No momento em que Álvaro Vieira Pinto parecia perder-se nos meandros da Floresta Negra, retornamos destarte para a realidade nacional. Mas por que este desvio? Precisaria o leitor ter tinturas da linguagem de Heidegger, ou de seu pensamento, para se convencer de que existe como brasileiro? Fácil, porém, é a ironia e, ao contrário, acreditamos que o desvio deve ser levado a sério. “Die Welt” ou “a nação”, não são apenas “envolventes físicos e culturais”:[lxxv] do mesmo modo que tornam possível a transcendência da consciência, só possuem sentido por esta transcendência.
Graças à passagem pela linguagem existencial, a tomada de consciência nacionalista toma outra envergadura. “É pelo seu projeto de destino que a nação se converte em um todo envolvente. Este, como o temos dito, não é o mero espaço preenchido por coisas e ocorrências, mas a universal conexão de sentido que afeta tudo quanto aí existe. Descobrimos agora a fonte de tal sentido: é o projeto de ser, a decisão de autodeterminação, de tirar de si a forma de que se quer revestir”.[lxxvi] Lendo estas linhas e tantas outras convencemo-nos de que o neo-existencialismo do autor é propriamente o fundamento de sua doutrina. Mas, repetimos, não compreendemos como ao mesmo tempo é possível “referir a nação ao projeto de uma consciência coletiva” (II, pág. 304) e mostrar-se tão severo contra o idealismo em geral.

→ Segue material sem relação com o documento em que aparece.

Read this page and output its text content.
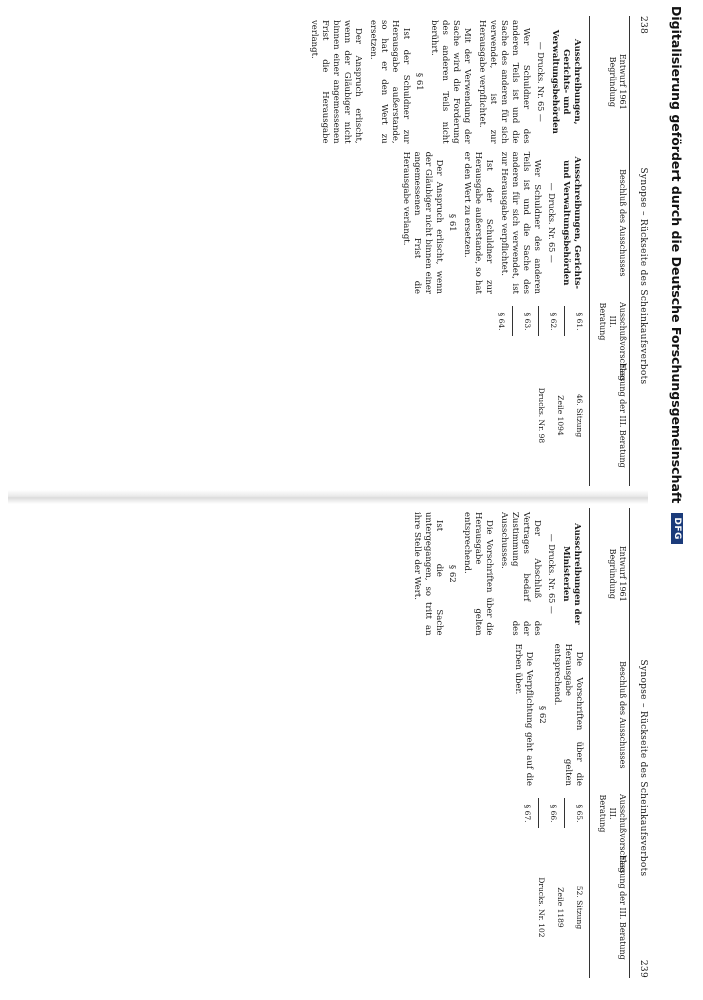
238
Synopse – Rückseite des Scheinkaufsverbots
Entwurf 1961
Begründung
Beschluß des Ausschusses
Ausschußvorschlag III. Beratung
Fassung der III. Beratung
Ausschreibungen, Gerichts- und Verwaltungsbehörden
— Drucks. Nr. 65 —

Wer Schuldner des anderen Teils ist und die Sache des anderen für sich verwendet, ist zur Herausgabe verpflichtet.

Mit der Verwendung der Sache wird die Forderung des anderen Teils nicht berührt.

§ 61

Ist der Schuldner zur Herausgabe außerstande, so hat er den Wert zu ersetzen.

Der Anspruch erlischt, wenn der Gläubiger nicht binnen einer angemessenen Frist die Herausgabe verlangt.

Ausschreibungen, Gerichts- und Verwaltungsbehörden
— Drucks. Nr. 65 —

Wer Schuldner des anderen Teils ist und die Sache des anderen für sich verwendet, ist zur Herausgabe verpflichtet.

Ist der Schuldner zur Herausgabe außerstande, so hat er den Wert zu ersetzen.

§ 61

Der Anspruch erlischt, wenn der Gläubiger nicht binnen einer angemessenen Frist die Herausgabe verlangt.

§ 61.
§ 62.
§ 63.
§ 64.
46. Sitzung
Zeile 1094
Drucks. Nr. 98
Synopse – Rückseite des Scheinkaufsverbots
239
Entwurf 1961
Begründung
Beschluß des Ausschusses
Ausschußvorschlag III. Beratung
Fassung der III. Beratung
Ausschreibungen der Ministerien
— Drucks. Nr. 65 —

Der Abschluß des Vertrages bedarf der Zustimmung des Ausschusses.

Die Vorschriften über die Herausgabe gelten entsprechend.

§ 62

Ist die Sache untergegangen, so tritt an ihre Stelle der Wert.

Die Vorschriften über die Herausgabe gelten entsprechend.

§ 62

Die Verpflichtung geht auf die Erben über.

§ 65.
§ 66.
§ 67.
52. Sitzung
Zeile 1189
Drucks. Nr. 102
Digitalisierung gefördert durch die Deutsche Forschungsgemeinschaft
DFG
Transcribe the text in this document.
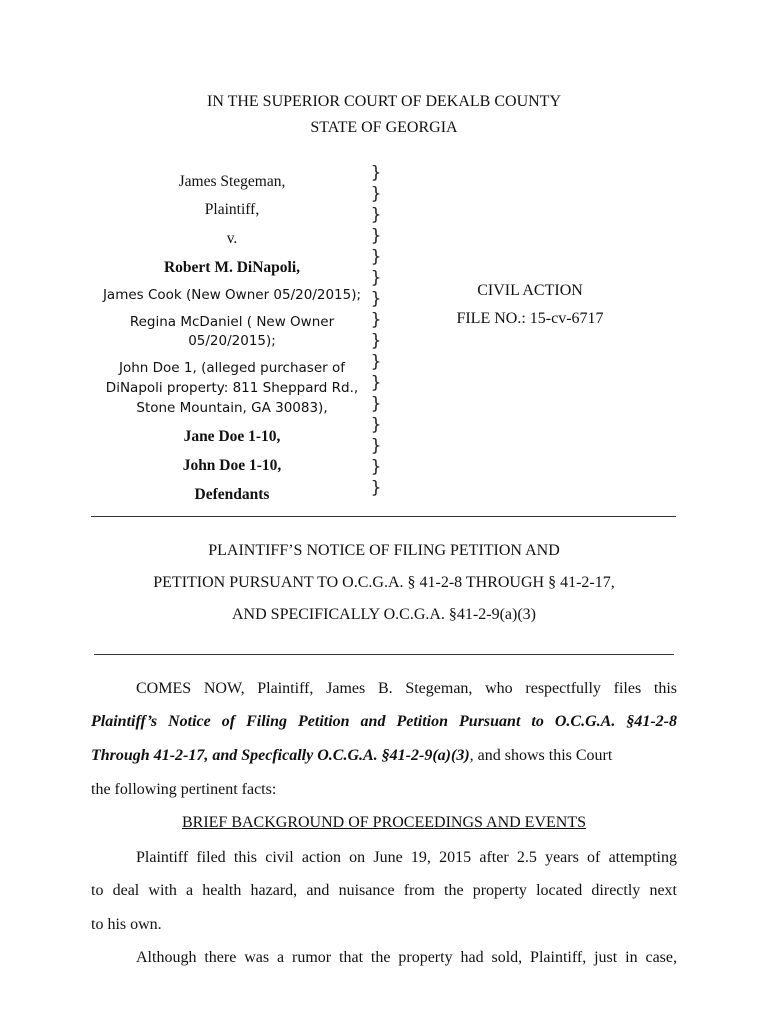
IN THE SUPERIOR COURT OF DEKALB COUNTY
STATE OF GEORGIA
James Stegeman,
Plaintiff,
v.
Robert M. DiNapoli,
James Cook (New Owner 05/20/2015);
Regina McDaniel ( New Owner
05/20/2015);
John Doe 1, (alleged purchaser of
DiNapoli property: 811 Sheppard Rd.,
Stone Mountain, GA 30083),
Jane Doe 1-10,
John Doe 1-10,
Defendants
}
}
}
}
}
}
}
}
}
}
}
}
}
}
}
}
CIVIL ACTION
FILE NO.: 15-cv-6717
PLAINTIFF’S NOTICE OF FILING PETITION AND
PETITION PURSUANT TO O.C.G.A. § 41-2-8 THROUGH § 41-2-17,
AND SPECIFICALLY O.C.G.A. §41-2-9(a)(3)
COMES NOW, Plaintiff, James B. Stegeman, who respectfully files this
Plaintiff’s Notice of Filing Petition and Petition Pursuant to O.C.G.A. §41-2-8
Through 41-2-17, and Specfically O.C.G.A. §41-2-9(a)(3), and shows this Court
the following pertinent facts:
BRIEF BACKGROUND OF PROCEEDINGS AND EVENTS
Plaintiff filed this civil action on June 19, 2015 after 2.5 years of attempting
to deal with a health hazard, and nuisance from the property located directly next
to his own.
Although there was a rumor that the property had sold, Plaintiff, just in case,
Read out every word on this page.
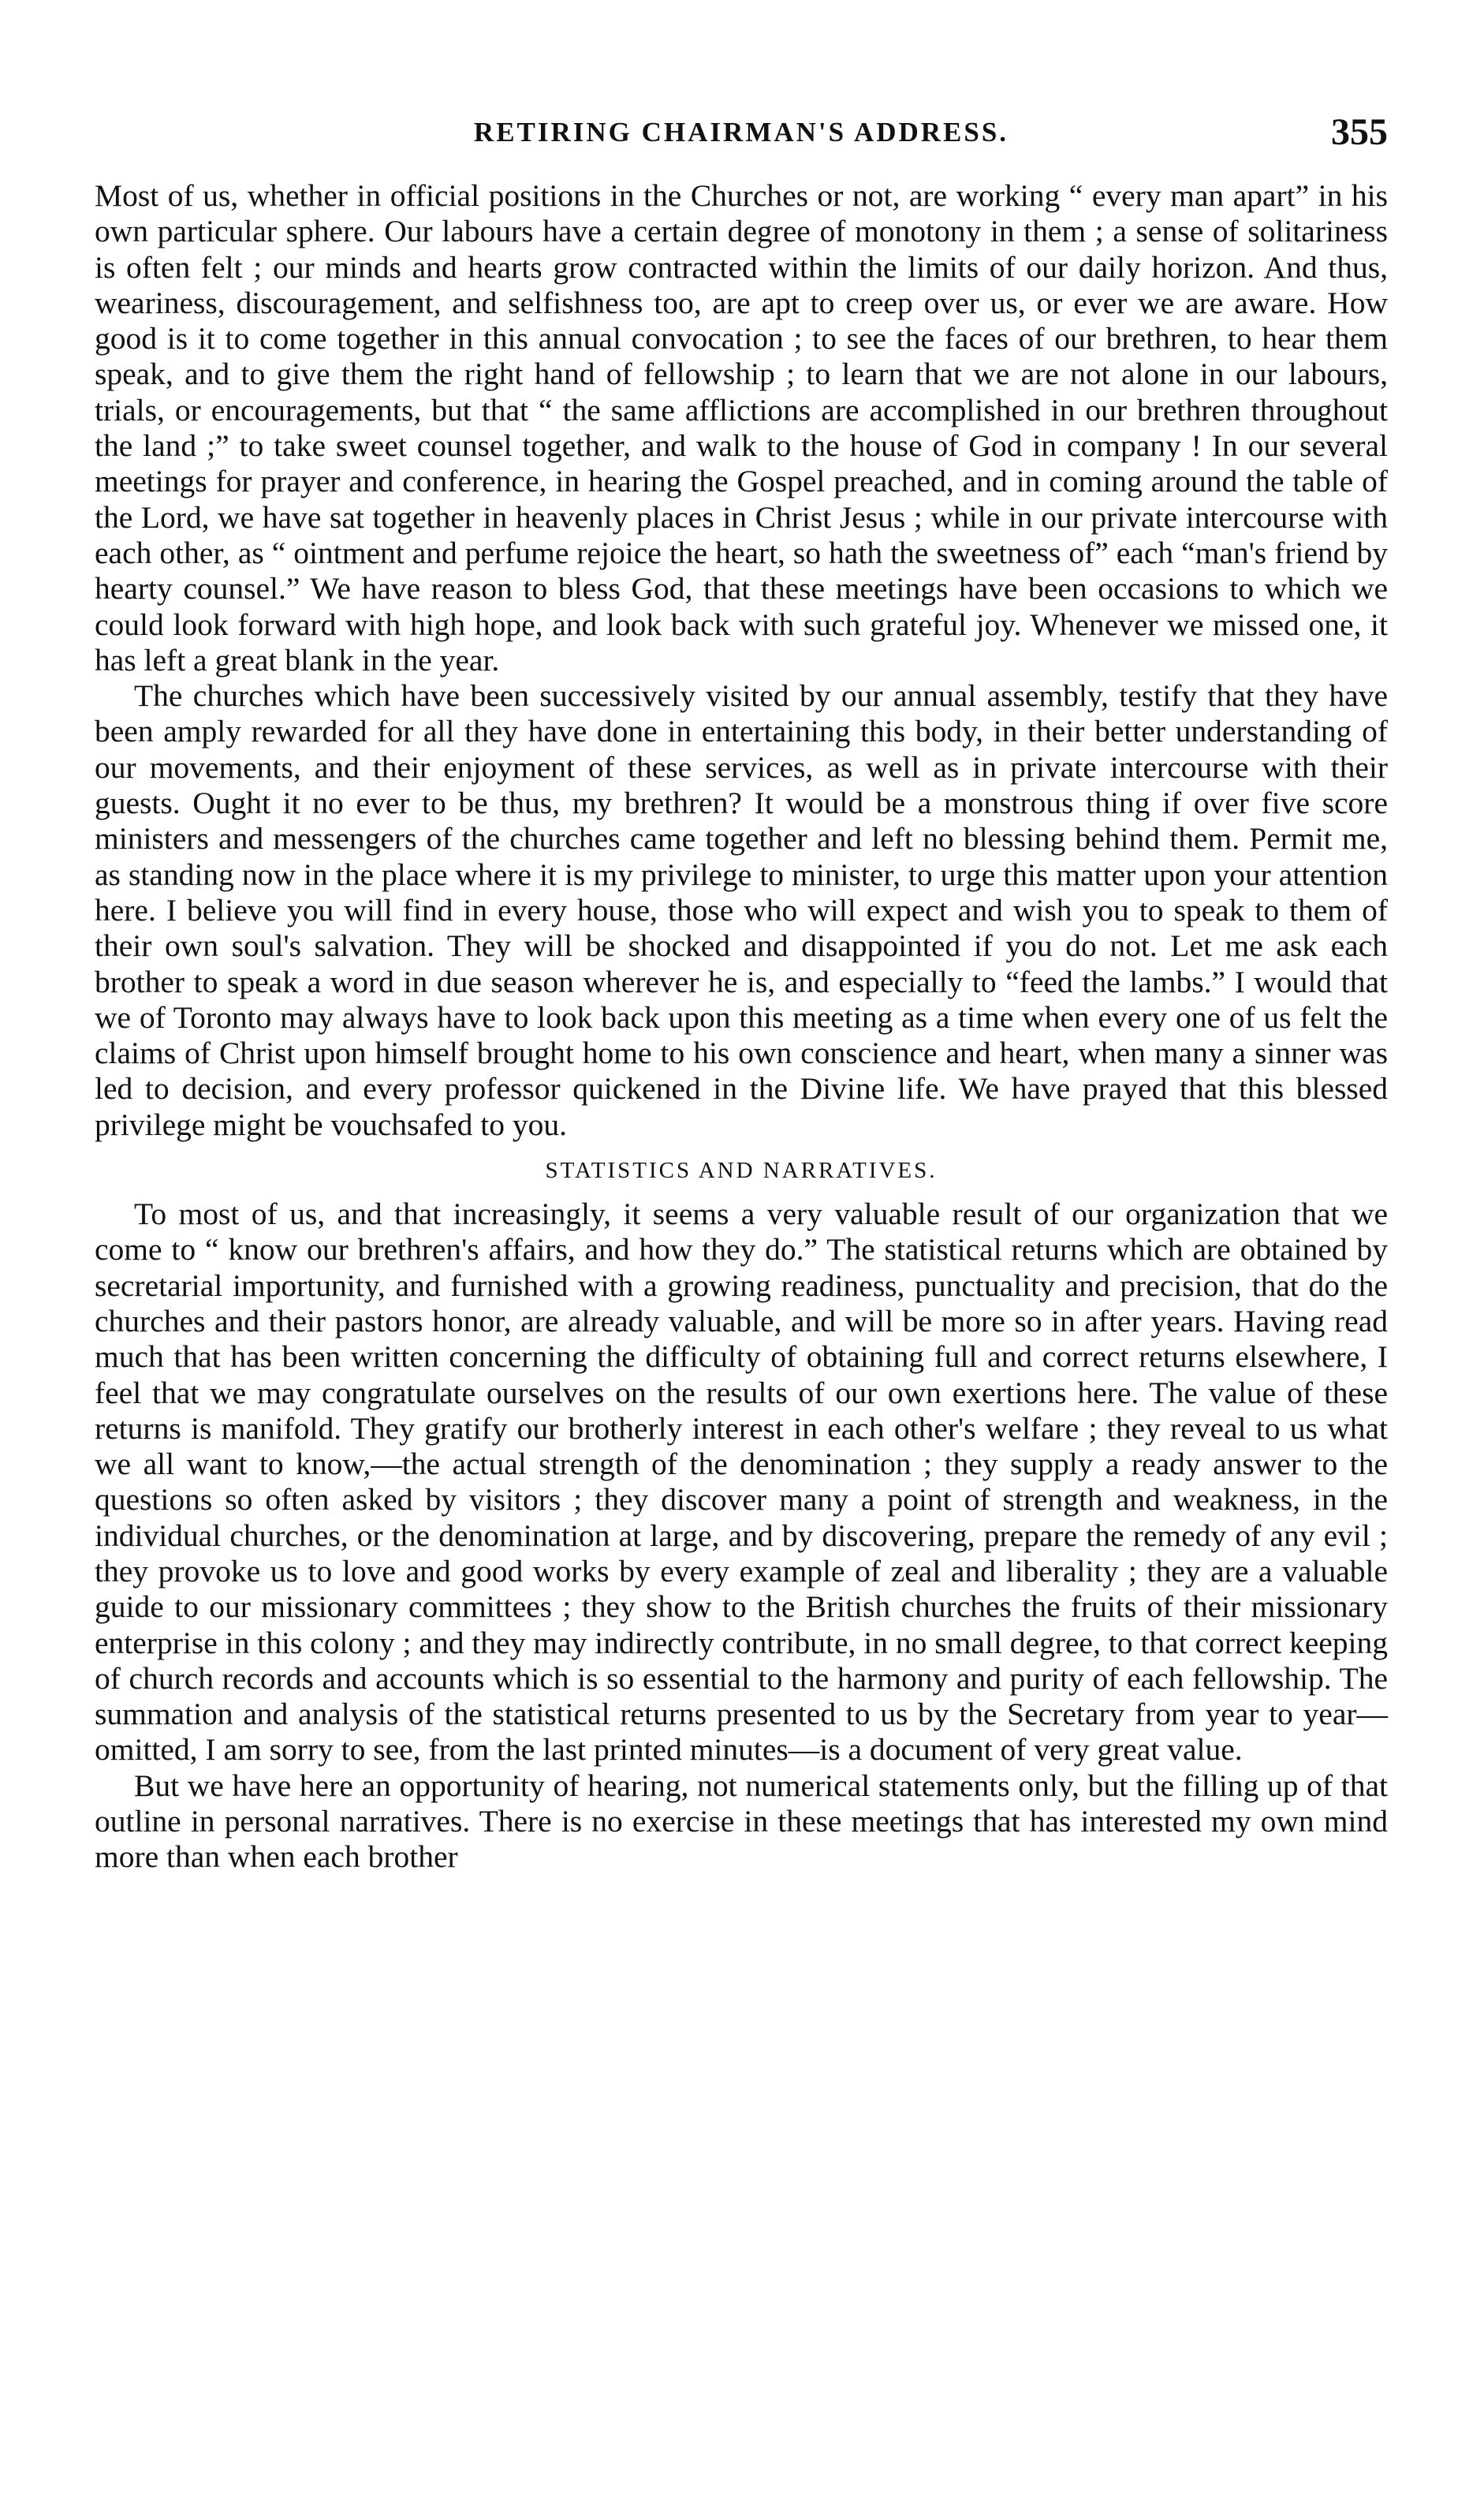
RETIRING CHAIRMAN'S ADDRESS.	355

Most of us, whether in official positions in the Churches or not, are working “ every man apart” in his own particular sphere. Our labours have a certain degree of monotony in them ; a sense of solitariness is often felt ; our minds and hearts grow contracted within the limits of our daily horizon. And thus, weariness, discouragement, and selfishness too, are apt to creep over us, or ever we are aware. How good is it to come together in this annual convocation ; to see the faces of our brethren, to hear them speak, and to give them the right hand of fellowship ; to learn that we are not alone in our labours, trials, or encouragements, but that “ the same afflictions are accomplished in our brethren throughout the land ;” to take sweet counsel together, and walk to the house of God in company ! In our several meetings for prayer and conference, in hearing the Gospel preached, and in coming around the table of the Lord, we have sat together in heavenly places in Christ Jesus ; while in our private intercourse with each other, as “ ointment and perfume rejoice the heart, so hath the sweetness of” each “man's friend by hearty counsel.” We have reason to bless God, that these meetings have been occasions to which we could look forward with high hope, and look back with such grateful joy. Whenever we missed one, it has left a great blank in the year.

The churches which have been successively visited by our annual assembly, testify that they have been amply rewarded for all they have done in entertaining this body, in their better understanding of our movements, and their enjoyment of these services, as well as in private intercourse with their guests. Ought it no ever to be thus, my brethren? It would be a monstrous thing if over five score ministers and messengers of the churches came together and left no blessing behind them. Permit me, as standing now in the place where it is my privilege to minister, to urge this matter upon your attention here. I believe you will find in every house, those who will expect and wish you to speak to them of their own soul's salvation. They will be shocked and disappointed if you do not. Let me ask each brother to speak a word in due season wherever he is, and especially to “feed the lambs.” I would that we of Toronto may always have to look back upon this meeting as a time when every one of us felt the claims of Christ upon himself brought home to his own conscience and heart, when many a sinner was led to decision, and every professor quickened in the Divine life. We have prayed that this blessed privilege might be vouchsafed to you.

STATISTICS AND NARRATIVES.

To most of us, and that increasingly, it seems a very valuable result of our organization that we come to “ know our brethren's affairs, and how they do.” The statistical returns which are obtained by secretarial importunity, and furnished with a growing readiness, punctuality and precision, that do the churches and their pastors honor, are already valuable, and will be more so in after years. Having read much that has been written concerning the difficulty of obtaining full and correct returns elsewhere, I feel that we may congratulate ourselves on the results of our own exertions here. The value of these returns is manifold. They gratify our brotherly interest in each other's welfare ; they reveal to us what we all want to know,—the actual strength of the denomination ; they supply a ready answer to the questions so often asked by visitors ; they discover many a point of strength and weakness, in the individual churches, or the denomination at large, and by discovering, prepare the remedy of any evil ; they provoke us to love and good works by every example of zeal and liberality ; they are a valuable guide to our missionary committees ; they show to the British churches the fruits of their missionary enterprise in this colony ; and they may indirectly contribute, in no small degree, to that correct keeping of church records and accounts which is so essential to the harmony and purity of each fellowship. The summation and analysis of the statistical returns presented to us by the Secretary from year to year—omitted, I am sorry to see, from the last printed minutes—is a document of very great value.

But we have here an opportunity of hearing, not numerical statements only, but the filling up of that outline in personal narratives. There is no exercise in these meetings that has interested my own mind more than when each brother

No entanto, nesta passagem Álvaro Vieira Pinto prevê este reproche. Pode-se, diz ele, falar da consciência como criando a nação por seu projeto sem incorrer no reproche de idealismo, pois “não significa isto deduzir do pensamento a realidade”.
Mas há muito tempo que o idealismo não mais consiste em “deduzir do pensamento a realidade”. O idealismo moderno é uma análise do real, feita unicamente do ponto de vista do “Cogito” real que aí está situado e que constituiria realmente o seu sentido; ou ainda, é uma análise das situações e das significações praticada numa perspectiva psicologista e não científica. O idealismo moderno não nega forçosamente a existência da matéria: recusa simplesmente definir a filosofia como a explicitação das ciências exatas (esta é a razão por que as ciências “humanas” são seu último baluarte, até que seu instrumental esteja bastante elaborado e lhe permita vir a ser “ciência” tout court).[lxxvii] Ora, assimilando a consciência doadora de sentido e a consciência individual modificadora do mundo por seu “projeto”, Álvaro Vieira Pinto – na linha de Sartre – ilustra muito bem esse psicologismo e esse subjetivismo. Que professe em outra parte uma teoria materialista do conhecimento, que case a consciência-reflexo com a consciência intencional tudo isto em nada altera o fato de que seu ponto de partida permanece uma filosofia da vivência e do imediato.[lxxviii]
Eis porque, a meu ver, Álvaro Vieira Pinto pode contra sua vontade e, em que pese à sua condenação do “nativismo” e da “xenofobia”, conduzir-nos às vezes a um nacionalismo sectário. Progressista sincero, pretende estar quite com o concreto e não se perder na especulação: é preciso então que se refira a uma “consciência” situada, condicionada, localizada, à “consciência de um brasileiro real”, à “consciência sempre em situação local”.[lxxix] Mas por que precisa partir da consciência? Esta nação “em projeto” necessita de um sujeito de carne e osso: a particularidade deste será o preço da abstração daquela. É, por fim, o caráter abstrato e “ideológico” das noções de “consciência nacional” e de “nação-projeto” que torna indispensável a aparente estreiteza do nacionalismo.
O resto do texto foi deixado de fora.